Notice C \subset D, then we apply the Subset Rule again: E = D - C = \{e\}, \overline{E} = \overline{D} - \overline{C} = 1 - 1 = 0. By the Nothing Rule, e is not a mine.

By using the rules above, you can implement an automated Minesweeper solver. See http://github.com/SHiNKiROU/Minesweeper.

Here is the Minesweeper solving algorithm in pseudocode:

class Set {
  Coordinate[] elements;
  int mines;
  Set(Coordinate[], int);
  bool strictSubset(Set);
  Set diff(Set);
}
 
solveMinesweeper(board) {
  sets = [ ];
  // gather information
  for (square in board.squares) {
    if (square.isNumber()) {
      sets.add(new Set(square.around(), square.number))
    }
  }
 
  // apply the Subset Rule
  changed = true;
  while (changed) {
    for (set1 in sets) {
      for (set2 in sets) {
        if (set1 != set2 && set1.strictSubset(set2)) {
          sets.add(new Set(set2.diff(set1), set2.mines - set1.mines));
        }
      }
    }
  }
 
  // apply the Nothing and Equality rule
  for (set in sets) {
    if (set.mines == 0) {
      board.dig(set.elements);
    } else if (set.mines == set.elements.length) {
      board.mark(set.elements);
    }
  }
}


2 Responses to “Solving Minesweeper Rules”

  • Dave Says:

    Excellent, this is a great logical breakdown of an automated method. I’ve seen some automated cheat methods online which use image processing to pull back a tile count and then determine which tiles can be clicked. I’m wondering how they compare with this set of rules.

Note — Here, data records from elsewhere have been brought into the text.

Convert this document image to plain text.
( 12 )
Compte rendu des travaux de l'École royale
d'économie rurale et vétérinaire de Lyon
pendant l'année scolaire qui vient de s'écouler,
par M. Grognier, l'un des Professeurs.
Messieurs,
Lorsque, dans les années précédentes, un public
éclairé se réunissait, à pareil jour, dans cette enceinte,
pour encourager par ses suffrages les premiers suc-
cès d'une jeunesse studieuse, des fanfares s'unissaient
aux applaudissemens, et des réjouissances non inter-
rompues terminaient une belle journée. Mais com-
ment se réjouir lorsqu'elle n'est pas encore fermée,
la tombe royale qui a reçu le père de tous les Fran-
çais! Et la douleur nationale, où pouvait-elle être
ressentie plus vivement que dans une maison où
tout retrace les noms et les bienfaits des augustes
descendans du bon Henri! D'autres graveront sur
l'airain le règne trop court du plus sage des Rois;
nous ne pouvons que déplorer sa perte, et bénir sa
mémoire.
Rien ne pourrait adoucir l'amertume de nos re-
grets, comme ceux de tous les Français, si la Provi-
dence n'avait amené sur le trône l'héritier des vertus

    I wrote a simple beginner-level minesweeper game, I’m wondering if it’s possible or useful to write an online minesweeper solver…

  • STIMpacks Says:

    very fun game! for windows vista there is a “easter egg” that makes you think even more. this game is very simple but none of my friends know how to play it?